The Erosion of Collective Social Life

  • Decline of Public Institutions
    • The deeper crisis lies in the weakening of collective social life. Earlier political movements developed through institutions such as trade unions, campuses, neighbourhood associations, and civic organisations.
    • These spaces encouraged long-term participation and collective identity.
    • Modern societies, however, increasingly produce highly individualised citizens who seek belonging but lack the social structures necessary to sustain it.
    • As traditional forms of participation decline, individuals become more dependent on digital platforms for emotional connection and political expression.
  • Modernity and Individualisation
    • This condition reflects a contradiction within modernity itself. Following the French Revolution, ideas of liberty and emancipation were linked to collective self-rule and public participation.
    • Over time, especially within consumer societies shaped by fossil-fuel-driven development, freedom became associated with personal consumption, competition, and private aspiration.
    • As public life weakened and private life expanded, societies became increasingly fragmented.
    • People remained emotionally hungry for collective belonging, making them more vulnerable to emotionally charged online mobilisation.

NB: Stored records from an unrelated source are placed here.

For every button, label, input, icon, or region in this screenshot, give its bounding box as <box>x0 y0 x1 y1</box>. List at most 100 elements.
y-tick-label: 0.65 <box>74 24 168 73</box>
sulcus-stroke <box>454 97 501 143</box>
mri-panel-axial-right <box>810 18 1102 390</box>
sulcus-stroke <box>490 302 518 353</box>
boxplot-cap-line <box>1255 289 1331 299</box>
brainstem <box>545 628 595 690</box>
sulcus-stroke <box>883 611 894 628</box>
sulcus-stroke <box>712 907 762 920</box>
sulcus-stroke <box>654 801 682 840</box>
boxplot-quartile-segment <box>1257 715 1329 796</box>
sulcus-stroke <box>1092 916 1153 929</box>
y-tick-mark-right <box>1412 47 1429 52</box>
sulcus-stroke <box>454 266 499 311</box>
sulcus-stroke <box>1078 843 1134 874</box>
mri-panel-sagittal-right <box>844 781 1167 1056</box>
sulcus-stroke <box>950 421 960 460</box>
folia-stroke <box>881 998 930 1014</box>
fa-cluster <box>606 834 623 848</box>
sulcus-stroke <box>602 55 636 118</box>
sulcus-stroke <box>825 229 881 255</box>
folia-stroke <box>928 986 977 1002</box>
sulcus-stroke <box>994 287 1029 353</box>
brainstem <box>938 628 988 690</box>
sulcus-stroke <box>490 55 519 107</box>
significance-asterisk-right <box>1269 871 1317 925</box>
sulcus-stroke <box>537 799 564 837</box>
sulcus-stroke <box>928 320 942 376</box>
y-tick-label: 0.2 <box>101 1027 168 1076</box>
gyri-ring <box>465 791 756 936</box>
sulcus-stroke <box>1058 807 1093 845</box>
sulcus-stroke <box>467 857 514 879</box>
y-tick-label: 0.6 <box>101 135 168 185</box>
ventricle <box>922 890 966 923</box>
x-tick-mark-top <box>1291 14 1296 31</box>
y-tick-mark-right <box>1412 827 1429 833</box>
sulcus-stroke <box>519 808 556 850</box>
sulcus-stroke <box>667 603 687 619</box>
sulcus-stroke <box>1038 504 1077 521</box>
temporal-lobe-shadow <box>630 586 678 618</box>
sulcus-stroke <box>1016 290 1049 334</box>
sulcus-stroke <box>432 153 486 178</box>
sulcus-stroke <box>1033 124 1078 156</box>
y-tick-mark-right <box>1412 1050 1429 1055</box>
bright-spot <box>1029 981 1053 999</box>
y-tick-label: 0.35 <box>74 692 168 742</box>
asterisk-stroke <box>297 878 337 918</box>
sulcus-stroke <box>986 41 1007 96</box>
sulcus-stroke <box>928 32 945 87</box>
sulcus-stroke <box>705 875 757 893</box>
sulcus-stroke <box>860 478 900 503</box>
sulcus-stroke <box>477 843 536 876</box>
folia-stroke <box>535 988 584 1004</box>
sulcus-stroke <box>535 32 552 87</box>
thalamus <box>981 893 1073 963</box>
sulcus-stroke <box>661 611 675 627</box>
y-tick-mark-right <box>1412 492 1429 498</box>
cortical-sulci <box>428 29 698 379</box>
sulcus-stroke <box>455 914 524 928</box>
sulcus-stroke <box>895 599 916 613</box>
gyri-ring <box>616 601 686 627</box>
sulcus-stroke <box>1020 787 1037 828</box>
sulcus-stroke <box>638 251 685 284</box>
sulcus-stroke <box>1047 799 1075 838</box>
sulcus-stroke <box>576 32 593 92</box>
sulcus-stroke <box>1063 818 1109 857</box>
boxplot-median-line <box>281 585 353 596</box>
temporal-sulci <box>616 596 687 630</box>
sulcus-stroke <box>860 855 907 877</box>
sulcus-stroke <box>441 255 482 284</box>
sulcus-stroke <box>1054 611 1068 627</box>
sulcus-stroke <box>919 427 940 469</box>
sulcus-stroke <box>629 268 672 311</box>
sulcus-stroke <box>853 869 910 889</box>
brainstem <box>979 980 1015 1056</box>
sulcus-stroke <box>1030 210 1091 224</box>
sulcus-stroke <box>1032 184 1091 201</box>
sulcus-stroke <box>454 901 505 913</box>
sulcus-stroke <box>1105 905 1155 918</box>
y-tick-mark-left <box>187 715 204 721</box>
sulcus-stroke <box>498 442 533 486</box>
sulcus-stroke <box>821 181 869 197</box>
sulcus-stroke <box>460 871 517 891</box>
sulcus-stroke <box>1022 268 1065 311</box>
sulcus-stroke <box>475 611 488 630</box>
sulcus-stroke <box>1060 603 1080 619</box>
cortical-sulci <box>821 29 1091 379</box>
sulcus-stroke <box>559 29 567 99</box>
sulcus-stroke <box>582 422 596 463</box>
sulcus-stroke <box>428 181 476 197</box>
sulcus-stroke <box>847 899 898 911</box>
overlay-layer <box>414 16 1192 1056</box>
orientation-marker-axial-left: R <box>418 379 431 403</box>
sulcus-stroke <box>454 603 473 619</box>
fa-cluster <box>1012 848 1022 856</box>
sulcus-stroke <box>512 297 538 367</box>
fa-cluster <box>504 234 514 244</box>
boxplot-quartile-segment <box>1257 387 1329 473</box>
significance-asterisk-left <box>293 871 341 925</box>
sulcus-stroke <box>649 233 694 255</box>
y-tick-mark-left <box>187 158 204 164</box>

Cross-Country Comparisons and Structural Contradictions

  • Limits of Decentralised Movements
    • Comparisons with Bangladesh and Nepal require caution because decentralised political energy rarely remains decentralised indefinitely.
    • In both countries, reactive movements were eventually redirected, institutionalised, or exhausted.
    • This suggests that the broader problem extends beyond individual nations and reflects global trends such as weakening institutions, social fragmentation, and emotional isolation.
    • Sustainable collective action requires historical memory, shared commitment, and durable symbolic attachment.
  • Lacan and the Problem of Authority
    • The ideas of Jacques Lacan provide an important insight into revolutionary politics.
    • During the May 1968 protests in France, Lacan warned revolutionaries that they would ultimately produce a master.
    • Revolt against one authority often creates another form of authority rather than genuine liberation.
    • Movements organised mainly around opposition depend heavily on the existence of an enemy.
    • However, once movements enter governance, contradictions emerge, compromises become necessary, and emotional clarity weakens.
    • Sustaining collective political life becomes far more difficult than sustaining anger.

The Contradiction of Centralisation

  • Modern societies rely upon highly centralised systems such as digital platforms, logistics networks, financial institutions, and megacities.
  • Even the technologies that facilitate decentralised political mobilisation remain controlled by concentrated centres of economic and technological power.
  • This creates a fundamental contradiction within contemporary anti-establishment politics.
  • People increasingly desire decentralisation emotionally while living within systems structurally dependent on centralisation.
  • Crowds may challenge authority temporarily, but reorganising power requires engagement with material systems built around scale, concentration, and control.

Conclusion

  • The emergence of reactive digital politics demonstrates that decentralised political energy can develop rapidly in contemporary societies.
  • However, emotional synchronisation alone cannot produce lasting transformation.
  • The central challenge of modern politics is whether societies can transform moments of emotional mobilisation into lasting solidarity and enduring collective institutions.
  • Otherwise, every rupture may simply reproduce new forms of concentration, authority, and domination rather than genuine democratic renewal.